When it happened that they made a picture that touched upon anything historic or geographic, they tried to “read up” for color, costume, background. Lillian reveled in such research; swiftly, eagerly, she added to her knowledge of the past, of life in general. The others were like that, too, more or less.

“Did those girls have sweethearts?” I asked Griffith, a little while ago.

“I don’t know; I don’t remember any. I don’t see where they would have found time for them. Today, stars and others make one big production, and have long waits between. We had nothing like that. We were producing every day. The demand was good, and not many companies. It was a different world.”

Such a little while ago ... less than twenty years ... just yesterday! But thinking of it now, and of all that has come, and gone, since then, it seems, somehow, a Golden Age.


I like to think of Lillian in that truly lovely environment, that “garden between dawn and sunrise,” among those wholesome, beautiful girls and those strong, handsome young men, all busy at a work which, however crude and inconsequential it may seem today, brought cheer and comfort to the millions, then. I like to think of her and Dorothy dashing along the hillsides, on range ponies, as painted Indians, or whooping cowboys; I like to think of them with their mother, in their apartment at the Brentwood, digging into the books which now for the first time they could afford to buy—making up, as far as might be, for the insufficient years.

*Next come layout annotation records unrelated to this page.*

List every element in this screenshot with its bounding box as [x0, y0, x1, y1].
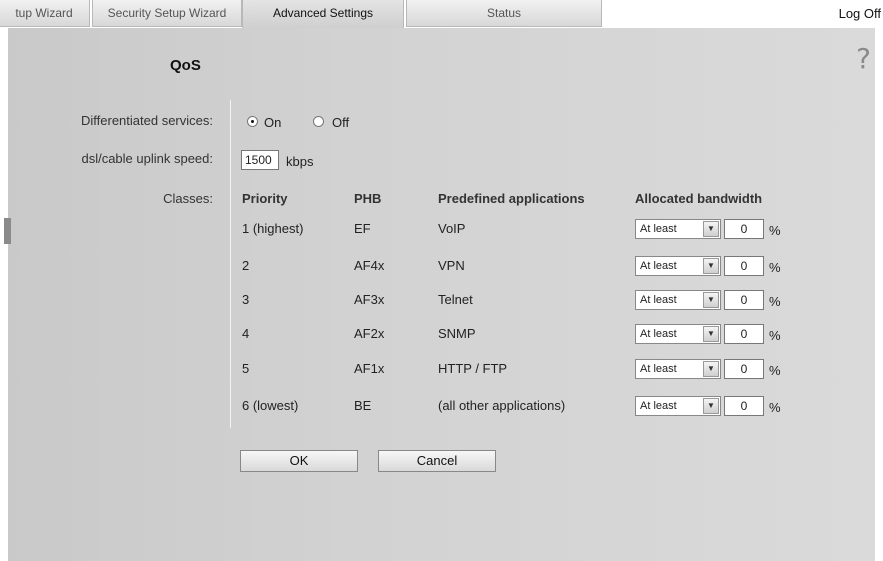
diffserv-off-radio[interactable] — [313, 116, 324, 127]
priority-cell: 5 — [242, 361, 250, 376]
percent-unit: % — [769, 363, 781, 378]
select-value: At least — [640, 260, 677, 272]
select-value: At least — [640, 328, 677, 340]
percent-unit: % — [769, 400, 781, 415]
percent-unit: % — [769, 260, 781, 275]
bandwidth-input[interactable]: 0 — [724, 396, 764, 416]
bandwidth-input[interactable]: 0 — [724, 290, 764, 310]
phb-cell: AF4x — [354, 258, 385, 273]
chevron-down-icon[interactable]: ▼ — [703, 398, 719, 414]
chevron-down-icon[interactable]: ▼ — [703, 221, 719, 237]
phb-cell: BE — [354, 398, 372, 413]
phb-cell: EF — [354, 221, 371, 236]
tab-bar: tup Wizard Security Setup Wizard Advance… — [0, 0, 883, 28]
help-icon[interactable]: ? — [856, 42, 871, 75]
ok-button[interactable]: OK — [240, 450, 358, 472]
phb-cell: AF3x — [354, 292, 385, 307]
bandwidth-mode-select[interactable]: At least ▼ — [635, 359, 721, 379]
priority-cell: 1 (highest) — [242, 221, 304, 236]
percent-unit: % — [769, 294, 781, 309]
percent-unit: % — [769, 223, 781, 238]
uplink-label: dsl/cable uplink speed: — [81, 151, 213, 166]
side-collapse-handle[interactable] — [4, 218, 11, 244]
priority-cell: 3 — [242, 292, 250, 307]
cancel-button[interactable]: Cancel — [378, 450, 496, 472]
logoff-link[interactable]: Log Off — [839, 6, 881, 21]
diffserv-on-label[interactable]: On — [264, 115, 281, 130]
bandwidth-mode-select[interactable]: At least ▼ — [635, 290, 721, 310]
classes-label: Classes: — [163, 191, 213, 206]
percent-unit: % — [769, 328, 781, 343]
bandwidth-mode-select[interactable]: At least ▼ — [635, 219, 721, 239]
bandwidth-input[interactable]: 0 — [724, 359, 764, 379]
bandwidth-input[interactable]: 0 — [724, 324, 764, 344]
app-cell: (all other applications) — [438, 398, 566, 413]
priority-cell: 4 — [242, 326, 250, 341]
tab-setup-wizard[interactable]: tup Wizard — [0, 0, 90, 27]
bandwidth-mode-select[interactable]: At least ▼ — [635, 256, 721, 276]
priority-cell: 6 (lowest) — [242, 398, 299, 413]
phb-cell: AF2x — [354, 326, 385, 341]
diffserv-off-label[interactable]: Off — [332, 115, 349, 130]
app-cell: SNMP — [438, 326, 476, 341]
phb-cell: AF1x — [354, 361, 385, 376]
uplink-speed-input[interactable]: 1500 — [241, 150, 279, 170]
diffserv-on-radio[interactable] — [247, 116, 258, 127]
page-title: QoS — [170, 57, 201, 74]
header-priority: Priority — [242, 191, 288, 206]
app-cell: VoIP — [438, 221, 466, 236]
header-phb: PHB — [354, 191, 382, 206]
priority-cell: 2 — [242, 258, 250, 273]
header-apps: Predefined applications — [438, 191, 585, 206]
app-cell: HTTP / FTP — [438, 361, 508, 376]
column-divider — [230, 100, 231, 428]
chevron-down-icon[interactable]: ▼ — [703, 292, 719, 308]
select-value: At least — [640, 223, 677, 235]
select-value: At least — [640, 363, 677, 375]
diffserv-label: Differentiated services: — [81, 113, 213, 128]
app-cell: VPN — [438, 258, 465, 273]
app-cell: Telnet — [438, 292, 473, 307]
select-value: At least — [640, 294, 677, 306]
header-bandwidth: Allocated bandwidth — [635, 191, 763, 206]
bandwidth-input[interactable]: 0 — [724, 219, 764, 239]
chevron-down-icon[interactable]: ▼ — [703, 258, 719, 274]
tab-advanced-settings[interactable]: Advanced Settings — [242, 0, 404, 28]
bandwidth-mode-select[interactable]: At least ▼ — [635, 396, 721, 416]
bandwidth-input[interactable]: 0 — [724, 256, 764, 276]
chevron-down-icon[interactable]: ▼ — [703, 361, 719, 377]
chevron-down-icon[interactable]: ▼ — [703, 326, 719, 342]
select-value: At least — [640, 400, 677, 412]
tab-security-setup-wizard[interactable]: Security Setup Wizard — [92, 0, 242, 27]
uplink-unit: kbps — [286, 154, 314, 169]
bandwidth-mode-select[interactable]: At least ▼ — [635, 324, 721, 344]
tab-status[interactable]: Status — [406, 0, 602, 27]
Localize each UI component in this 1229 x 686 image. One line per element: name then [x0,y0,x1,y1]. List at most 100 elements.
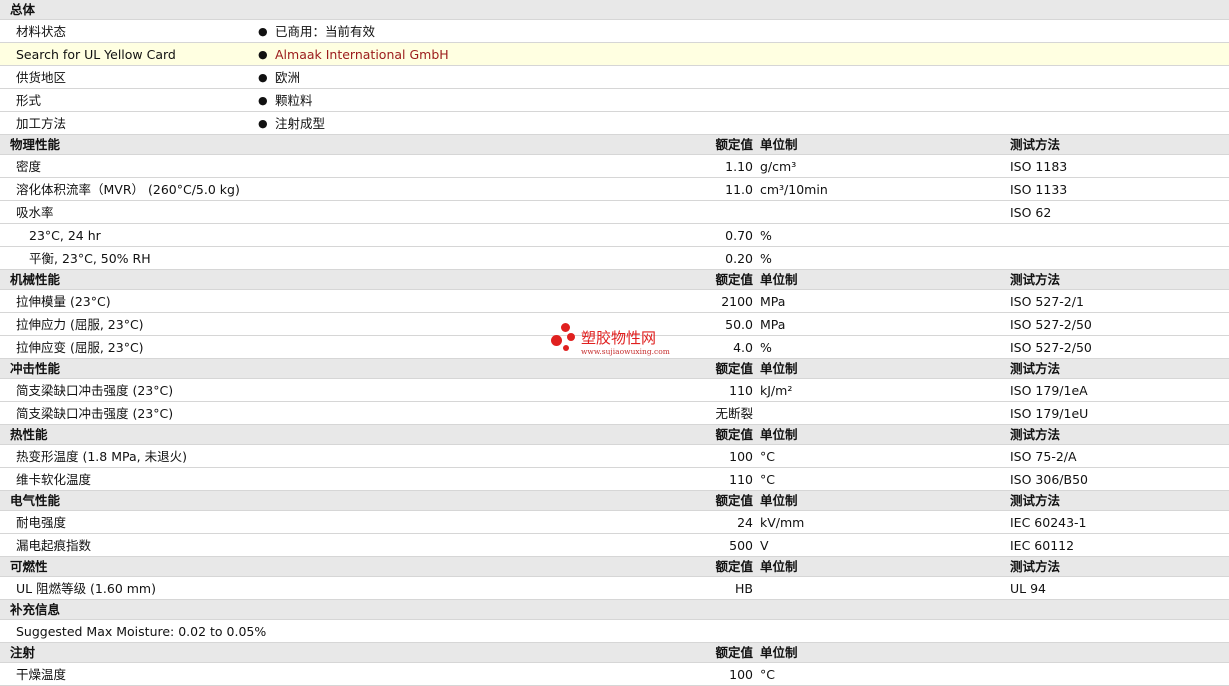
property-row: 吸水率 ISO 62 [0,201,1229,224]
column-header-unit: 单位制 [760,272,798,287]
bullet-icon: ● [258,94,268,107]
property-row: 拉伸模量 (23°C) 2100 MPa ISO 527-2/1 [0,290,1229,313]
property-unit: g/cm³ [760,159,797,174]
column-header-test-method: 测试方法 [1010,272,1061,287]
column-header-value: 额定值 [715,493,753,508]
property-row: 23°C, 24 hr 0.70% [0,224,1229,247]
property-unit: MPa [760,294,786,309]
test-method: IEC 60243-1 [1010,515,1087,530]
bullet-icon: ● [258,117,268,130]
property-value: 0.70 [725,228,753,243]
property-row: 干燥温度 100 °C [0,663,1229,686]
section-title: 可燃性 [10,559,48,574]
property-unit: V [760,538,769,553]
watermark-logo-dot [551,335,562,346]
test-method: ISO 179/1eA [1010,383,1088,398]
property-unit: kJ/m² [760,383,793,398]
property-row: 平衡, 23°C, 50% RH 0.20% [0,247,1229,270]
property-value: HB [735,581,753,596]
property-value: 无断裂 [715,406,753,421]
property-value-text: 欧洲 [275,70,301,85]
section-header: 物理性能 额定值 单位制 测试方法 [0,135,1229,155]
test-method: ISO 527-2/50 [1010,340,1092,355]
property-label: 密度 [16,159,42,174]
section-title: 机械性能 [10,272,61,287]
column-header-value: 额定值 [715,361,753,376]
supplier-link[interactable]: Almaak International GmbH [275,47,449,63]
watermark-text: 塑胶物性网 [581,329,657,347]
section-header: 机械性能 额定值 单位制 测试方法 [0,270,1229,290]
section-header: 总体 [0,0,1229,20]
section-header: 可燃性 额定值 单位制 测试方法 [0,557,1229,577]
column-header-value: 额定值 [715,559,753,574]
section-title: 电气性能 [10,493,61,508]
column-header-value: 额定值 [715,137,753,152]
property-row: 溶化体积流率（MVR） (260°C/5.0 kg) 11.0 cm³/10min I… [0,178,1229,201]
section-title: 补充信息 [10,602,61,617]
bullet-icon: ● [258,71,268,84]
property-unit: °C [760,667,775,682]
property-value: 110 [729,383,753,398]
watermark-logo-dot [563,345,569,351]
property-label: 耐电强度 [16,515,67,530]
test-method: ISO 75-2/A [1010,449,1077,464]
property-row: Search for UL Yellow Card ● Almaak Interna… [0,43,1229,66]
property-row: 材料状态 ● 已商用：当前有效 [0,20,1229,43]
property-row: 维卡软化温度 110 °C ISO 306/B50 [0,468,1229,491]
column-header-value: 额定值 [715,427,753,442]
watermark-logo-dot [567,333,575,341]
section-title: 热性能 [10,427,48,442]
column-header-unit: 单位制 [760,427,798,442]
property-row: 简支梁缺口冲击强度 (23°C) 110 kJ/m² ISO 179/1eA [0,379,1229,402]
column-header-test-method: 测试方法 [1010,559,1061,574]
column-header-unit: 单位制 [760,493,798,508]
property-unit: °C [760,472,775,487]
property-value: 100 [729,449,753,464]
section-header: 注射 额定值 单位制 [0,643,1229,663]
property-value: 50.0 [725,317,753,332]
property-label: 简支梁缺口冲击强度 (23°C) [16,406,174,421]
bullet-icon: ● [258,25,268,38]
property-unit: % [760,251,772,266]
property-unit: % [760,340,772,355]
test-method: ISO 306/B50 [1010,472,1088,487]
watermark-logo-dot [561,323,570,332]
property-unit: kV/mm [760,515,805,530]
property-label: 热变形温度 (1.8 MPa, 未退火) [16,449,187,464]
column-header-unit: 单位制 [760,559,798,574]
section-title: 物理性能 [10,137,61,152]
property-label: UL 阻燃等级 (1.60 mm) [16,581,156,596]
property-unit: °C [760,449,775,464]
property-label: 加工方法 [16,116,67,131]
bullet-icon: ● [258,48,268,61]
test-method: ISO 1183 [1010,159,1068,174]
property-label: Search for UL Yellow Card [16,47,176,62]
column-header-value: 额定值 [715,272,753,287]
property-value: 2100 [721,294,753,309]
property-unit: MPa [760,317,786,332]
property-label: 形式 [16,93,42,108]
test-method: ISO 62 [1010,205,1052,220]
watermark-url: www.sujiaowuxing.com [581,347,670,356]
section-title: 总体 [10,2,36,17]
property-unit: cm³/10min [760,182,828,197]
property-unit: % [760,228,772,243]
section-header: 冲击性能 额定值 单位制 测试方法 [0,359,1229,379]
property-label: 吸水率 [16,205,54,220]
section-title: 冲击性能 [10,361,61,376]
section-header: 热性能 额定值 单位制 测试方法 [0,425,1229,445]
property-value: 11.0 [725,182,753,197]
property-value: 500 [729,538,753,553]
property-row: 加工方法 ● 注射成型 [0,112,1229,135]
property-row: Suggested Max Moisture: 0.02 to 0.05% [0,620,1229,643]
test-method: ISO 527-2/1 [1010,294,1084,309]
property-value: 24 [737,515,753,530]
property-label: 拉伸应变 (屈服, 23°C) [16,340,144,355]
section-title: 注射 [10,645,36,660]
property-value-text: 注射成型 [275,116,326,131]
column-header-unit: 单位制 [760,361,798,376]
property-label: 拉伸模量 (23°C) [16,294,111,309]
column-header-unit: 单位制 [760,137,798,152]
test-method: ISO 1133 [1010,182,1068,197]
column-header-test-method: 测试方法 [1010,427,1061,442]
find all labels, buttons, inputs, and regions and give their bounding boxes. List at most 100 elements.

How starved they were for books! They would drop into a book shop for one, and come out with an armful. Before they knew it, they were acquiring a library. Life was becoming worth while. Lillian to Nell: “The world unfolds itself to me more and more every day, and sometimes it seems so bright; then it changes ...”

For the most part she thought herself very well off—in a world where no one is more than passably happy—and increasingly devoted herself to her work.